Unflattering stories in the US media portray Trump as behaving like, well, Trump. The President is served Diet Coke at lunch while his guests get only water; the President gets two scoops of vanilla ice cream, his guests one. My sources say the President often fails to attend his daily intelligence briefing; when he does, his attention span is disastrously short; he’ll read only documents a page or two long which ‘must have pictures’. Some believe Twitter’s time stamps even show him tweeting during these briefings.
A regular visitor to the White House told me that leaks about the President shouting at his senior staff were true. ‘The White House is not a happy place.’ Television images show Trump getting to the lectern in the West Wing to make an announcement, then forgetting to make it and walking out; or Trump at the Nato summit, shoving the Monte-negrin Prime Minister aside to get to the front of the leaders’ photograph. Trump’s critics paint a picture of the President as rambling, confused, irritable and prone to tantrums: the madness of King Donald.
Some of those critics have an explanation for this: not porphyria — the ‘blue urine’ disease that afflicted George III — but dementia. One of the TV news shows that so infuriates the President, MSNBC’s Morning Joe, devoted a whole segment to this. The host, Joe Scarborough, compared a ‘mumbling and incoherent’ Trump to his aged mother who had dementia — though, he said: ‘We’re not diagnosing anything.’ A well-connected Washington figure — a Democrat — told me that he had learned of a ‘cognitive assessment’ by a friendly nation’s intelligence services that compared video of Trump’s speech now and 20 years ago. They were ‘signs of the rage that comes from that ageing process,’ he said. ‘You do worry about somebody in their seventies under this kind of pressure. It takes a toll. When you get older, your anger and frustration become a bigger phenomenon. It obviously is a concern. Inevitably, it’s going to be part of the conversation.’
Trump might be forgiven for being irritable if his supporters are right and there is a conspiracy of lies and leaks by the intelligence services to show him as a Russian agent. ‘Official Washington hasn’t liked Donald Trump from the day he declared,’ said Bob Tyrrell, publisher of the American Spectator, one of the few in the national media to defend the President. ‘He’s an honest man and he’s going to be discovered to be an honest man. He’ll probably be the most investigated president since Nixon…Donald Trump will transcend his enemies.’
At a lunch with journalists, a senior White House aide scoffed when I asked if Trump or his staff could have compromising links to the Kremlin. ‘If there was anything in the files, it would have come out by now.’ However, what seems to have leaked from the intelligence files, so far, does raise questions.
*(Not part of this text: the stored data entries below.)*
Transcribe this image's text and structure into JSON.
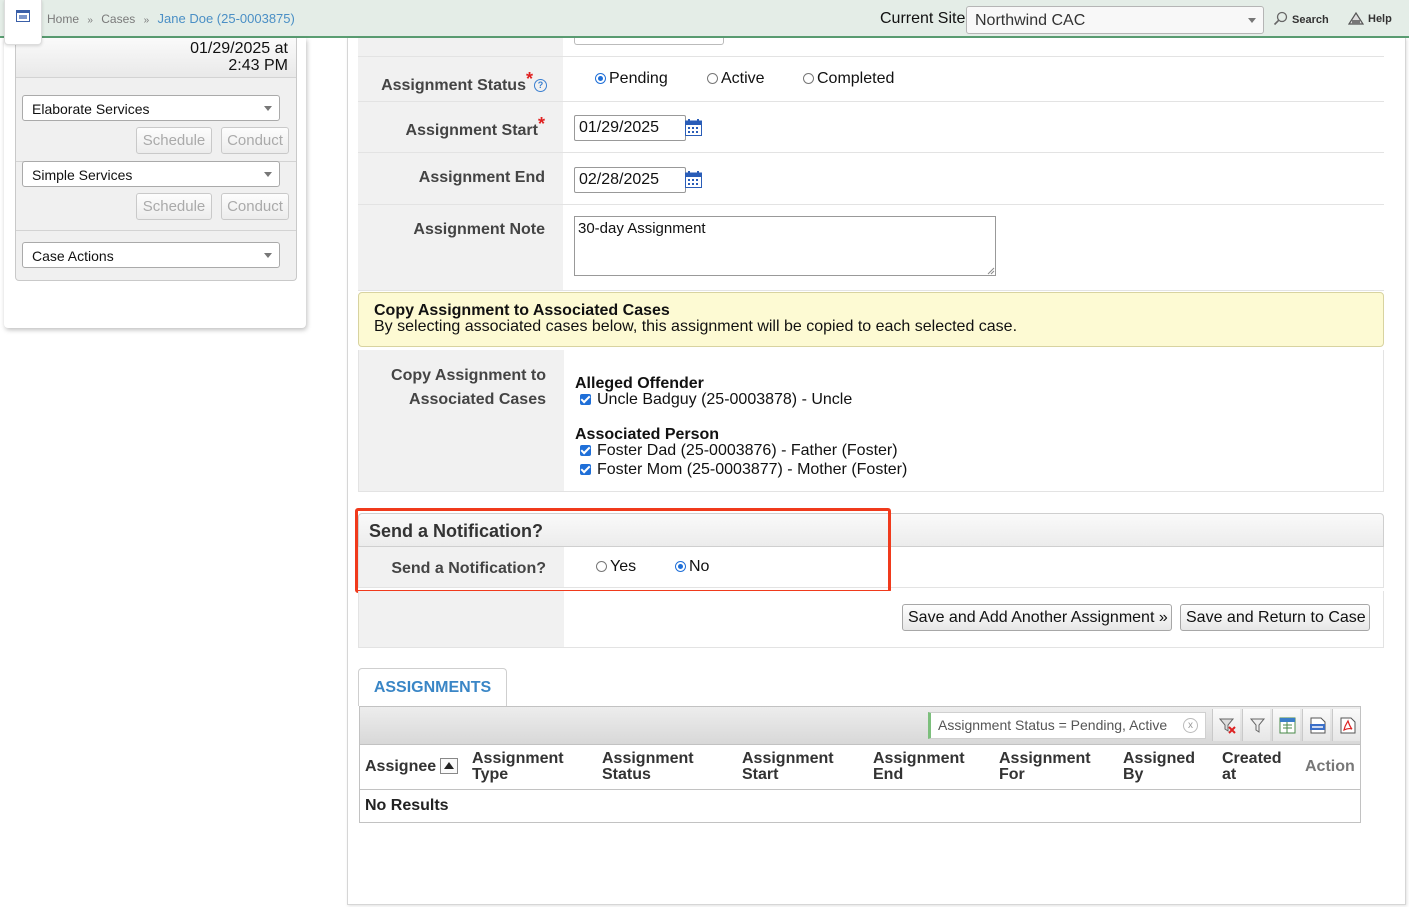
{
  "breadcrumb": {
    "home": "Home",
    "cases": "Cases",
    "current": "Jane Doe (25-0003875)",
    "separator": "»"
  },
  "header": {
    "site_label": "Current Site",
    "site_value": "Northwind CAC",
    "search_label": "Search",
    "help_label": "Help"
  },
  "left_panel": {
    "date_line1": "01/29/2025 at",
    "date_line2": "2:43 PM",
    "elaborate_select": "Elaborate Services",
    "simple_select": "Simple Services",
    "case_actions_select": "Case Actions",
    "schedule_label": "Schedule",
    "conduct_label": "Conduct"
  },
  "form": {
    "status_label": "Assignment Status",
    "status_options": [
      "Pending",
      "Active",
      "Completed"
    ],
    "status_selected": "Pending",
    "start_label": "Assignment Start",
    "start_value": "01/29/2025",
    "end_label": "Assignment End",
    "end_value": "02/28/2025",
    "note_label": "Assignment Note",
    "note_value": "30-day Assignment",
    "help_glyph": "?",
    "required_mark": "*"
  },
  "copy_notice": {
    "title": "Copy Assignment to Associated Cases",
    "body": "By selecting associated cases below, this assignment will be copied to each selected case."
  },
  "copy_section": {
    "label_line1": "Copy Assignment to",
    "label_line2": "Associated Cases",
    "offender_heading": "Alleged Offender",
    "offender_items": [
      "Uncle Badguy (25-0003878) - Uncle"
    ],
    "associated_heading": "Associated Person",
    "associated_items": [
      "Foster Dad (25-0003876) - Father (Foster)",
      "Foster Mom (25-0003877) - Mother (Foster)"
    ]
  },
  "notification": {
    "section_title": "Send a Notification?",
    "field_label": "Send a Notification?",
    "options": [
      "Yes",
      "No"
    ],
    "selected": "No"
  },
  "actions": {
    "save_add": "Save and Add Another Assignment »",
    "save_return": "Save and Return to Case"
  },
  "grid": {
    "tab_label": "ASSIGNMENTS",
    "filter_text": "Assignment Status = Pending, Active",
    "filter_clear": "x",
    "columns": [
      [
        "Assignee",
        ""
      ],
      [
        "Assignment",
        "Type"
      ],
      [
        "Assignment",
        "Status"
      ],
      [
        "Assignment",
        "Start"
      ],
      [
        "Assignment",
        "End"
      ],
      [
        "Assignment",
        "For"
      ],
      [
        "Assigned",
        "By"
      ],
      [
        "Created",
        "at"
      ],
      [
        "Action",
        ""
      ]
    ],
    "empty_text": "No Results",
    "tool_icons": [
      "clear-filters-icon",
      "filter-icon",
      "excel-export-icon",
      "csv-export-icon",
      "pdf-export-icon"
    ]
  },
  "colors": {
    "accent": "#5a9e72",
    "link": "#3a86c6",
    "highlight": "#f03a1c",
    "notice_bg": "#fdfad3"
  }
}
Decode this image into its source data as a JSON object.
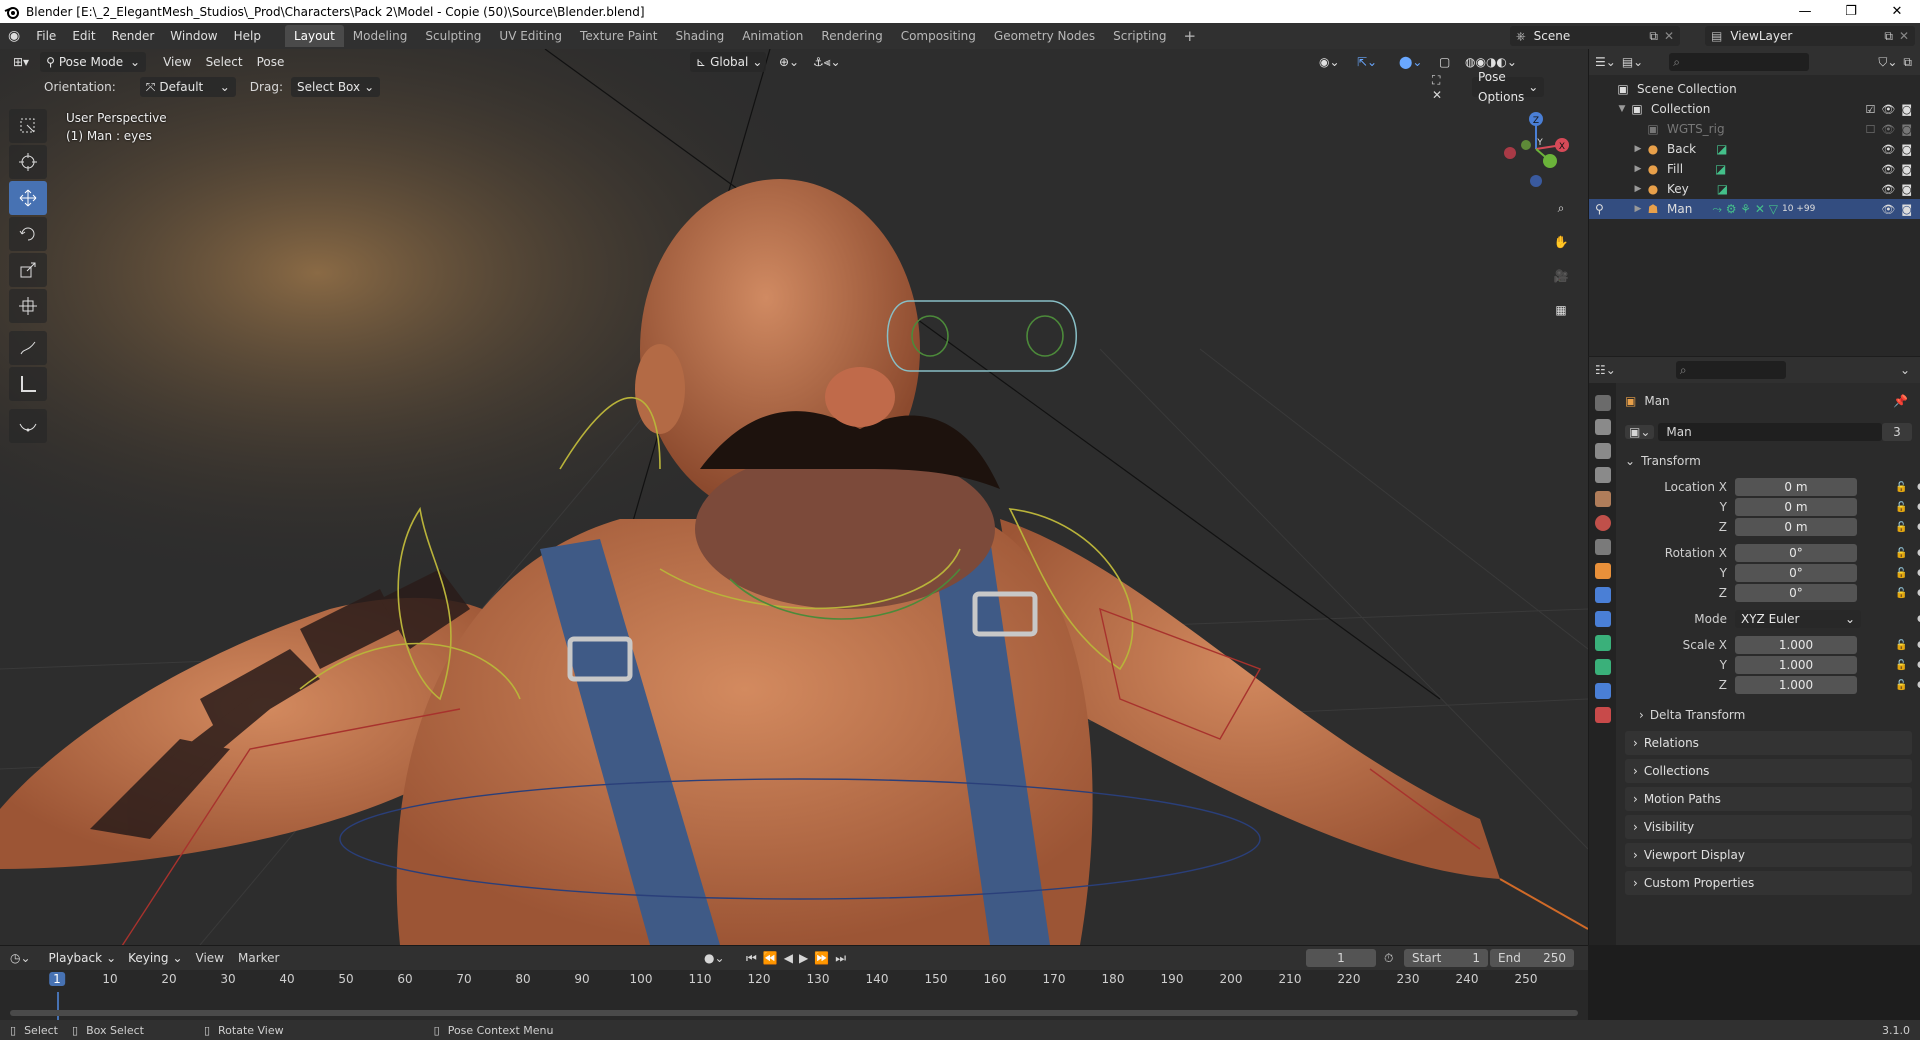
{
  "window": {
    "title": "Blender [E:\\_2_ElegantMesh_Studios\\_Prod\\Characters\\Pack 2\\Model - Copie (50)\\Source\\Blender.blend]",
    "buttons": [
      "—",
      "❐",
      "✕"
    ]
  },
  "menu": [
    "File",
    "Edit",
    "Render",
    "Window",
    "Help"
  ],
  "workspaces": [
    "Layout",
    "Modeling",
    "Sculpting",
    "UV Editing",
    "Texture Paint",
    "Shading",
    "Animation",
    "Rendering",
    "Compositing",
    "Geometry Nodes",
    "Scripting"
  ],
  "active_workspace": "Layout",
  "scene": {
    "name": "Scene",
    "view_layer": "ViewLayer"
  },
  "viewport_header": {
    "mode": "Pose Mode",
    "items": [
      "View",
      "Select",
      "Pose"
    ],
    "orientation_global": "Global",
    "pose_options": "Pose Options"
  },
  "tool_options": {
    "orientation_label": "Orientation:",
    "orientation_value": "Default",
    "drag_label": "Drag:",
    "drag_value": "Select Box"
  },
  "viewport_overlay": {
    "line1": "User Perspective",
    "line2": "(1) Man : eyes"
  },
  "gizmo": {
    "z": "Z",
    "y": "Y",
    "x": "X"
  },
  "outliner": {
    "rows": [
      {
        "label": "Scene Collection",
        "indent": 0
      },
      {
        "label": "Collection",
        "indent": 1
      },
      {
        "label": "WGTS_rig",
        "indent": 2
      },
      {
        "label": "Back",
        "indent": 2
      },
      {
        "label": "Fill",
        "indent": 2
      },
      {
        "label": "Key",
        "indent": 2
      },
      {
        "label": "Man",
        "indent": 2,
        "badge": "10 +99"
      }
    ]
  },
  "properties": {
    "object_name": "Man",
    "datablock_name": "Man",
    "datablock_users": "3",
    "transform_label": "Transform",
    "location": {
      "label": "Location X",
      "x": "0 m",
      "y": "0 m",
      "z": "0 m"
    },
    "rotation": {
      "label": "Rotation X",
      "x": "0°",
      "y": "0°",
      "z": "0°"
    },
    "mode_label": "Mode",
    "mode_value": "XYZ Euler",
    "scale": {
      "label": "Scale X",
      "x": "1.000",
      "y": "1.000",
      "z": "1.000"
    },
    "axis_y": "Y",
    "axis_z": "Z",
    "delta_transform": "Delta Transform",
    "sections": [
      "Relations",
      "Collections",
      "Motion Paths",
      "Visibility",
      "Viewport Display",
      "Custom Properties"
    ]
  },
  "timeline": {
    "menu": [
      "Playback",
      "Keying",
      "View",
      "Marker"
    ],
    "current_frame": "1",
    "start_label": "Start",
    "start": "1",
    "end_label": "End",
    "end": "250",
    "ruler": [
      "1",
      "10",
      "20",
      "30",
      "40",
      "50",
      "60",
      "70",
      "80",
      "90",
      "100",
      "110",
      "120",
      "130",
      "140",
      "150",
      "160",
      "170",
      "180",
      "190",
      "200",
      "210",
      "220",
      "230",
      "240",
      "250"
    ]
  },
  "statusbar": {
    "select": "Select",
    "box_select": "Box Select",
    "rotate_view": "Rotate View",
    "context_menu": "Pose Context Menu",
    "version": "3.1.0"
  }
}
In the worst of the bad news stories for the White House last week, Jared Kushner, presidential son-in-law and advisor, was said to have tried to set up a secret back channel to Moscow through the Russian ambassador. In another story, the Trump campaign was reported to have had ‘18 contacts’ with Russian officials last year, a ‘soft number’ in the opinion of one source I spoke to.
It is the unanimous judgment of the US intelligence agencies that Russia ‘brazenly interfered’ (as the outgoing CIA director put it) in the presidential election and did so to get Trump elected. But was this done in concert with the Trump campaign? The main allegation is that Trump loyalists told the Russians which Democrats to hack and then discussed how the stolen information could be used to do the most damage. There are now six separate Trump-Russia inquiries, five by Congressional committees and one by the FBI overseen by a special counsel.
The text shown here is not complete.